Volume 73, Number 31 | December 3 - 9, 2003


Don’t cut parts out of Market

Until now the effort to create a Gansevoort Historic District has seen one exciting victory after another. Both the City Planning Commission and Landmarks Preservation Commission gave unanimous approval to the district, the boundaries of which were set by Landmarks, though local preservationists and the community had hoped for even broader boundaries.

However, a hearing on the proposed district by the City Council’s Landmarks Subcommittee on Monday raised concern that the process may have hit a troubling obstacle.

The subcommittee’s chairperson, Simcah Felder, said he was “entirely opposed to the landmark process being used in any way to limit development” and property owners’ right to maximize profit.

In the same vein, the Meilman family, former meatpackers, advocated for two large adjacent properties they own on the north side of 14th St. — the proposed district’s northern boundary — to be removed from the district, arguing that landmarking would prevent them from developing on the sites of these two- and three-story buildings.

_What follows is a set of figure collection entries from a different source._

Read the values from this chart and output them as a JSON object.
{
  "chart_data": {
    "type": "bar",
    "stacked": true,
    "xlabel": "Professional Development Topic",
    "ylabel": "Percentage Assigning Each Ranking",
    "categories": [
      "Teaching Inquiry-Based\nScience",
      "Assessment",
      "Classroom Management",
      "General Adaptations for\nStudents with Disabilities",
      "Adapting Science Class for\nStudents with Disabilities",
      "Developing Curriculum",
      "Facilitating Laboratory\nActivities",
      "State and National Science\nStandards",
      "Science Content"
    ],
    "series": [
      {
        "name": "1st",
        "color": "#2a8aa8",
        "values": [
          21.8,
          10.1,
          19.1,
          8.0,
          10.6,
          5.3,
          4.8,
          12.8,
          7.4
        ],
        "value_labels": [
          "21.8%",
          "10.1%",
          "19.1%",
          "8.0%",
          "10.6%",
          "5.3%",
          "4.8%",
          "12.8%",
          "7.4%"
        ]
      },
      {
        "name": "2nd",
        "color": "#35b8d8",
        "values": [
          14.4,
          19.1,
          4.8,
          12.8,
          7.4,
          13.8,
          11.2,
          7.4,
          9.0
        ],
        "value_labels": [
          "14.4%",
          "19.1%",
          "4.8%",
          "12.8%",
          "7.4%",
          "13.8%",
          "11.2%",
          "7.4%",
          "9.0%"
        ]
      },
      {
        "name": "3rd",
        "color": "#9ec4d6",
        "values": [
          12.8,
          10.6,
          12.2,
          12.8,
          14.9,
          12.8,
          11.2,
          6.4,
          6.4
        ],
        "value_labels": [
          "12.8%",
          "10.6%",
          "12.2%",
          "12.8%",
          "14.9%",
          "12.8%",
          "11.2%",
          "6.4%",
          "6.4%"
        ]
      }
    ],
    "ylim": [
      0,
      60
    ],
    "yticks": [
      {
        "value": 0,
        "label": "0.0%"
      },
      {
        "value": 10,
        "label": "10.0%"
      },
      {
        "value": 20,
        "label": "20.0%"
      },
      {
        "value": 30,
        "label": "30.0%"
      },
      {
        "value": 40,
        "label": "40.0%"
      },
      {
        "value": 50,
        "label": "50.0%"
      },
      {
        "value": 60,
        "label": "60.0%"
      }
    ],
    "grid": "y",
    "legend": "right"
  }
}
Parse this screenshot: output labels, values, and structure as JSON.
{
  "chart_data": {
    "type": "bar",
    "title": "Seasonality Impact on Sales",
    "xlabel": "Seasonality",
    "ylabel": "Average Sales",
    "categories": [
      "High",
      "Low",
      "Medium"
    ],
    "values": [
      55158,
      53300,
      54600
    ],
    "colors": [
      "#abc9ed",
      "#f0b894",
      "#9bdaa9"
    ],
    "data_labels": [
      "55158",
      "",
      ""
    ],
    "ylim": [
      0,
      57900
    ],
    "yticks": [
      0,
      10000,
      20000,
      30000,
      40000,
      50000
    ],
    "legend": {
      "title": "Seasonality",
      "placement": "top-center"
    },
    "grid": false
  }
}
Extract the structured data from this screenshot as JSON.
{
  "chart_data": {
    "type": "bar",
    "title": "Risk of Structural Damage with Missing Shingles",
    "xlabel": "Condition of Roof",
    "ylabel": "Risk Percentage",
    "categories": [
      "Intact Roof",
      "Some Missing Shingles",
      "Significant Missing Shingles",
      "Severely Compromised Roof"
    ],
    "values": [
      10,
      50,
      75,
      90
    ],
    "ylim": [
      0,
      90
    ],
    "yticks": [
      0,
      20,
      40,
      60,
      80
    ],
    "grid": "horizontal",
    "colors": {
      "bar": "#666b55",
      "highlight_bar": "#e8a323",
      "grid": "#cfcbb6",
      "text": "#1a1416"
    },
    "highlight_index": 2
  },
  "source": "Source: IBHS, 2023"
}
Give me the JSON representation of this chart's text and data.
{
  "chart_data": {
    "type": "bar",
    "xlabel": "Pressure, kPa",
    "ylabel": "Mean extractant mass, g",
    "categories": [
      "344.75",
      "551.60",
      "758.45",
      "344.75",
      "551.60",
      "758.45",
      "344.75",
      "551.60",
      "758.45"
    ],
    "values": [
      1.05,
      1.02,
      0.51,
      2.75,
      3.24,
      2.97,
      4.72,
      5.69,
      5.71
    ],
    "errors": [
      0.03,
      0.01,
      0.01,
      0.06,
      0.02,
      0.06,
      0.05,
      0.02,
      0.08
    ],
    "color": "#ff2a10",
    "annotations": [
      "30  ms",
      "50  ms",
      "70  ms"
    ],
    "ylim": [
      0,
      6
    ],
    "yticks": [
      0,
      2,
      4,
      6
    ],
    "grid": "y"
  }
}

Yet, the reasons why it is appropriate to landmark this entire district, without exemptions, are numerous.

First, it’s well known landmarking increases a neighborhood’s property values. In addition, as the Planning Commission noted in its review of the increasingly upscale district, there has already been “significant, as-of-right development, including new restaurants, retail, office, studios and art galleries…within the area in recent years.”

On the other hand, another big project in the district would be awful; the Market doesn’t need another inappropriate 13-story Hotel Gansevoort, for example, plunked down its middle, destroying the district’s low-scale ambience. That project got in the ground before Landmarks designated the district.

Second, the development of modern buildings on major arteries of the historic 100-year-old Market will spoil its feeling and contextual fabric, ruining the effect historic designation is trying to achieve. Contrarily, historic districts require a review of new construction to insure it is contextual — as opposed, for example, to the 32-story glass Jean Nouvel-designed tower planned on Washington St. just outside the district that preservationists are still battling. The Meilmans or other owners could add stories to their buildings, but only with a review for appropriateness based on size, scale, materials and other factors.

Third, it would be a slippery slope to cut out parts from the district; the buildings the Meilmans want to remove are no different from others in the district. In short, there’s no fat left to be trimmed.

Fourth, and most important, in the case of this and any historic district, the essence is not one building or several, but the whole, which is greater than the sum of its parts. To peck away will dilute the final result.

For these reasons, the Council Landmarks Subcommittee must carefully weigh its decision — and vote to approve the full Gansevoort Historic District. To do less would disrespect the years of hard work that brought this proposed district this far and would ultimately be a loss for the city, depriving it of an intact, one-of-a-kind, historic Gansevoort Market.